La primera víctima

Resulta un tópico afirmar que la primera víctima de una guerra suele ser la libertad de expresión. Un tópico y no sé si, hasta cierto punto, una inexactitud. Y no es que en las guerras no imperen la censura y la manipulación informativa. En todas ellas hemos sido testigos de cómo se distorsionaban los hechos. No hay que esforzar en exceso la memoria para recordar aquella foto que durante la Guerra del Golfo dio la vuelta al mundo, un ave muerta y enfangada en petróleo, mientras se anunciaba la mayor catástrofe ecológica de la historia, obra de Sadam. Más tarde supimos que la foto era muy anterior y nada tenía que ver con la guerra.

Cómo no recordar también aquella escena melodramática representada en el Senado de EEUU por una adolescente que narraba el modo en que los soldados iraquíes habían entrado en el hospital de Kuwait en el que trabajaba como enfermera, y sacado de las incubadoras a más de trescientos niños para pasarlos a cuchillo. Después resultó todo un montaje organizado por una gran empresa de relaciones públicas financiada por el dinero kuwaití, y la joven enfermera, la hija del embajador de este país en EEUU.

Y qué mayor manipulación del lenguaje y de la información que utilizar la expresión “daños colaterales” –tal como hacían los responsables de la OTAN  en la guerra de Kosovo– para referirse a la masacre de inocentes en los bombardeos, siempre que las fuerzas de la Alianza se equivocaban, lo que ocurría con demasiada frecuencia. La desinformación y la censura debieron estar muy presentes cuando únicamente muchos años después, al aparecer entre los soldados destinados en Bosnia un número sospechoso de casos de cáncer, descubrimos que EEUU había empleado armas radioactivas.

Pero, con todo, afirmar que la libertad de expresión y la información son las primeras víctimas de la guerra puede ser una inexactitud, porque sólo se puede asesinar lo que previamente vive y la libertad de expresión, con guerra o sin ella, hace tiempo que es una mera apariencia. Nuestra sociedad es mediática. Quien posee los medios posee la información y la capacidad de manipularla. Y los medios son del poder, se llame político o económico.

En los asuntos bélicos se utiliza la intoxicación informativa, si bien no en una medida mucho mayor que la que se usa a diario en la mayoría de los asuntos políticos o económicos. Desde las Azores se nos intenta engañar asegurándonos que la resolución 1.441 del Consejo de Seguridad de la ONU autoriza un ataque a Irak; pero también se manipulan los hechos cuando un gobierno pretende convencer a sus ciudadanos de que la rebaja en un impuesto progresivo como el de la renta beneficia a las clases bajas, o cuando se insinúa que para hacer viable el estado de bienestar hay que reformarlo, es decir, jibarizarlo.

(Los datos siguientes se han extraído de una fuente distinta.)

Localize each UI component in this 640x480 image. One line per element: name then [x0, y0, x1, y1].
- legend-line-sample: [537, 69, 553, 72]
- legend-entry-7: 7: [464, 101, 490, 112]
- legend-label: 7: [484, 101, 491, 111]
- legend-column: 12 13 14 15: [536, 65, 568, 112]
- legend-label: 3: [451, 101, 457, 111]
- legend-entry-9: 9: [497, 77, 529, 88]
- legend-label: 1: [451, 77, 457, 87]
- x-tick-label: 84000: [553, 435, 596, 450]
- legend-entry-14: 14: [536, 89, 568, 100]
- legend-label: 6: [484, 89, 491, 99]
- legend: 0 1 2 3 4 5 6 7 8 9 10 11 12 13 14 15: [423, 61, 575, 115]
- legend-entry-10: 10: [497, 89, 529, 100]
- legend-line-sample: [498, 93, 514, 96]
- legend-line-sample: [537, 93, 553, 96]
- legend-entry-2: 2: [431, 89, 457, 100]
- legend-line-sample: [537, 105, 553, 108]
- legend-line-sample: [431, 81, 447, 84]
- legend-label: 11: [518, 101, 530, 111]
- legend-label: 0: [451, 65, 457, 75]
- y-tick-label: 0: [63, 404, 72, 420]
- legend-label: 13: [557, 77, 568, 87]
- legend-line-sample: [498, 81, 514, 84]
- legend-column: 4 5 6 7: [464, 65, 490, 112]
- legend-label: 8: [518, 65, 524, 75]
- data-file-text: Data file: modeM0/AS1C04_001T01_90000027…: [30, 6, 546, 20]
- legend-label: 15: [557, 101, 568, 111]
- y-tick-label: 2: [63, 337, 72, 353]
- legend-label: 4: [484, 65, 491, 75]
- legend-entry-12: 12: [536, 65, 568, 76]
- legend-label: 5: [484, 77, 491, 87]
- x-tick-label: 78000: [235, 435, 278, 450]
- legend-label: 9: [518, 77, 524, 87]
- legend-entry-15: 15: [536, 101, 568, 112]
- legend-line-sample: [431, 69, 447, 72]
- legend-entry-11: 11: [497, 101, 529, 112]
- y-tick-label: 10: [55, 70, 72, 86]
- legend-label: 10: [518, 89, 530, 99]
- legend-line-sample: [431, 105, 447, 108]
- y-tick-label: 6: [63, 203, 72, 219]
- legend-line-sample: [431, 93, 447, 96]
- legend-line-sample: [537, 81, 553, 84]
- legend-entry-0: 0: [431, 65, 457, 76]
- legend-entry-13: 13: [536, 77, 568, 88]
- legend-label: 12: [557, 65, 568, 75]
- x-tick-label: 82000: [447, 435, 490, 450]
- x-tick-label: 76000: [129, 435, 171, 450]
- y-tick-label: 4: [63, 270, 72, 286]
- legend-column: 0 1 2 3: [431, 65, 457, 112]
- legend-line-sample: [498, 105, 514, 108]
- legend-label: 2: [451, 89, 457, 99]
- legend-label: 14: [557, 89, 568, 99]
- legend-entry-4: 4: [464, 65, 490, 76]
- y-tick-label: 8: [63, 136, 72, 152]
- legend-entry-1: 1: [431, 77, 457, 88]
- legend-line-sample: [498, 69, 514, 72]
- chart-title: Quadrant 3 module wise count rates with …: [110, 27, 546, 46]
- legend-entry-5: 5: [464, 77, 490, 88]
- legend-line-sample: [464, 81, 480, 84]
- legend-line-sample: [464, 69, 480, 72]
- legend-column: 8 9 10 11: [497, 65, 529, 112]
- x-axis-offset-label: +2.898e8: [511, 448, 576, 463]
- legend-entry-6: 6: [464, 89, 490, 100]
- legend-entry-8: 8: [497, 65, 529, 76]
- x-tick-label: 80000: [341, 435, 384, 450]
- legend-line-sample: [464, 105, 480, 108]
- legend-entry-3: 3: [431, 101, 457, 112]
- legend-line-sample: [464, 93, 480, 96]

Lo que sucede es que ante una guerra las consecuencias son, si se quiere, más trágicas, más dramáticas, la manipulación informativa más repulsiva, la mentira más odiosa e irritante. ¿Cómo escuchar impávido que se pretende salvar a los iraquíes sometiéndoles a la devastación y al bombardeo del ejército con mayor capacidad destructiva del mundo? ¿Cómo no indignarse cuando quienes están dispuestos a violar las reglas del juego de la ONU afirman que lo hacen para salvar a esta institución? Es como si Tejero hubiera proclamado que lo que pretendía era salvar el parlamento y la democracia.

Quizás por ello, por lo que de límite tiene toda situación bélica, los ciudadanos buscan las rendijas para escaparse del cerco mediático. No se resignan a la mordaza y protestan con los escasos instrumentos a su alcance, por ejemplo, haciéndose presentes con sus gritos allí donde saben que va acudir alguna autoridad. Logran así que su contestación aparezca, aunque sea momentáneamente, en la prensa. Y curiosamente no falta entonces quien se rasga las vestiduras voceando que se impide la libertad de expresión. La libertad de expresión de aquellos que tienen todos los medios de comunicación a su alcance.

La nueva guerra que se avecina certificará la muerte de la legalidad internacional, testificará la existencia de una dictadura mundial. Pero no crea nada nuevo, simplemente hace más patente un hecho preexistente. Que lo que llamamos orden y democracia, tanto en el interior como en el exterior, es sólo fachada y farfolla, cáscara que oculta una realidad mucho menos complaciente: la del imperio del más fuerte, sea en armas o en dinero.